Court Opinion

ID: 5963573
Source: CourtListenerOpinion
Date Created: 2022-01-13 07:07:37.916024+00
Date Added: 2024-06-11T08:48:12.904084
License: Public Domain

*483In determining this custody matter, the court properly considered the best interests of the children (see Eschbach v Eschbach, 56 NY2d 167, 171 [1982]). The court should have analyzed the matter under the standard applicable to relocation cases (see Matter of Tropea v Tropea, 87 NY2d 727 [1996]), and the record shows that, even under the Tropea standard, it is in the children’s best interests to remain in New Jersey with their mother.

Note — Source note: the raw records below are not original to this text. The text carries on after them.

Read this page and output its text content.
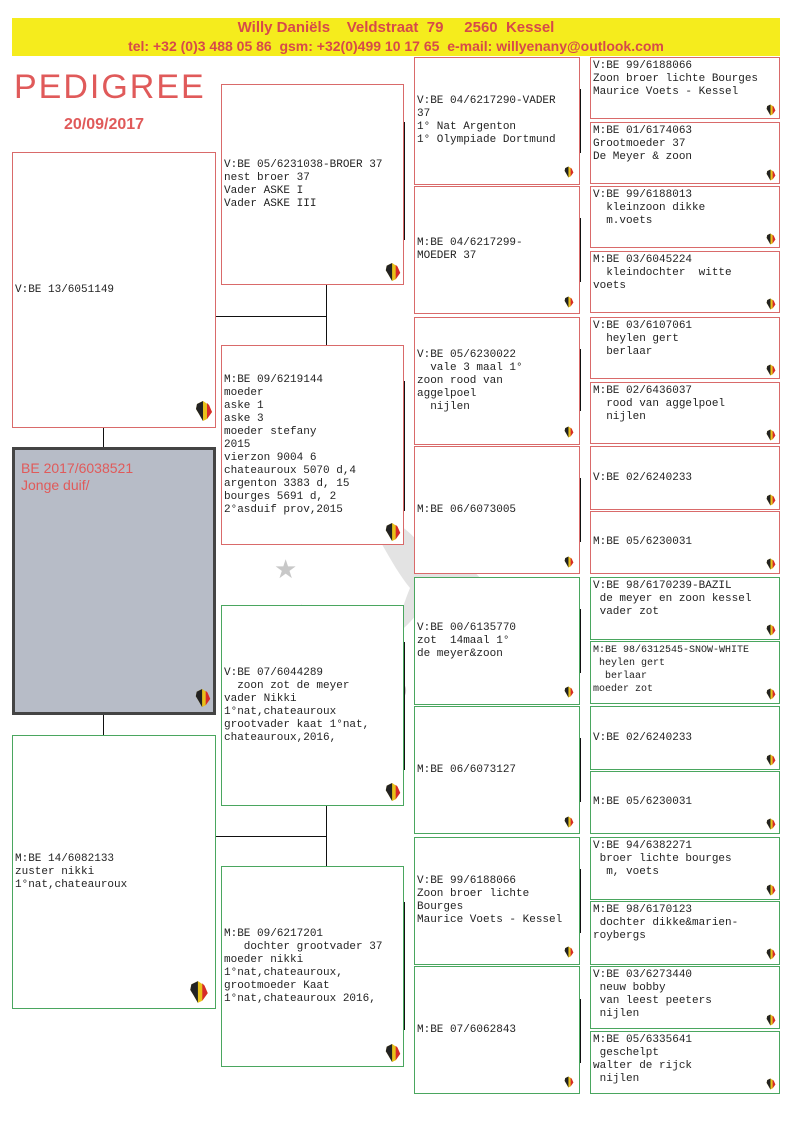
Willy Daniëls    Veldstraat  79     2560  Kessel
tel: +32 (0)3 488 05 86  gsm: +32(0)499 10 17 65  e-mail: willyenany@outlook.com
PEDIGREE
20/09/2017
★
V:BE 13/6051149
BE 2017/6038521
Jonge duif/
M:BE 14/6082133
zuster nikki
1°nat,chateauroux
V:BE 05/6231038-BROER 37
nest broer 37
Vader ASKE I
Vader ASKE III
M:BE 09/6219144
moeder
aske 1
aske 3
moeder stefany
2015
vierzon 9004 6
chateauroux 5070 d,4
argenton 3383 d, 15
bourges 5691 d, 2
2°asduif prov,2015
V:BE 07/6044289
zoon zot de meyer
vader Nikki
1°nat,chateauroux
grootvader kaat 1°nat,
chateauroux,2016,
M:BE 09/6217201
dochter grootvader 37
moeder nikki
1°nat,chateauroux,
grootmoeder Kaat
1°nat,chateauroux 2016,
V:BE 04/6217290-VADER
37
1° Nat Argenton
1° Olympiade Dortmund
M:BE 04/6217299-
MOEDER 37
V:BE 05/6230022
vale 3 maal 1°
zoon rood van
aggelpoel
nijlen
M:BE 06/6073005
V:BE 00/6135770
zot  14maal 1°
de meyer&zoon
M:BE 06/6073127
V:BE 99/6188066
Zoon broer lichte
Bourges
Maurice Voets - Kessel
M:BE 07/6062843
V:BE 99/6188066
Zoon broer lichte Bourges
Maurice Voets - Kessel
M:BE 01/6174063
Grootmoeder 37
De Meyer & zoon
V:BE 99/6188013
kleinzoon dikke
m.voets
M:BE 03/6045224
kleindochter  witte
voets
V:BE 03/6107061
heylen gert
berlaar
M:BE 02/6436037
rood van aggelpoel
nijlen
V:BE 02/6240233
M:BE 05/6230031
V:BE 98/6170239-BAZIL
de meyer en zoon kessel
vader zot
M:BE 98/6312545-SNOW-WHITE
heylen gert
berlaar
moeder zot
V:BE 02/6240233
M:BE 05/6230031
V:BE 94/6382271
broer lichte bourges
m, voets
M:BE 98/6170123
dochter dikke&marien-
roybergs
V:BE 03/6273440
neuw bobby
van leest peeters
nijlen
M:BE 05/6335641
geschelpt
walter de rijck
nijlen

In seeking the Referee’s recusal, the children’s father failed to identify “an actual ruling which demonstrates bias” (Yannitelli v Yannitelli & Sons Constr. Corp., 247 AD2d 271, 271 [1st Dept 1998], lv denied in part and dismissed in part 92 NY2d 875 [1998]). Indeed, his claim of bias is based entirely on the Referee’s failure to order, before a hearing, that the children be returned to New York.
The father cites no authority that would permit him, based on an unsubstantiated claim of bias, to revoke his consent to a referee’s hearing and determining the parties’ custody petitions (see CPLR 4317 [a]). Nor does he offer a basis for such a revocation (see generally Matter of Carlos G. [Bernadette M.], 96 AD3d 632 [1st Dept 2012]). Concur — Mazzarelli, J.P., Friedman, DeGrasse, Richter and Manzanet-Daniels, JJ.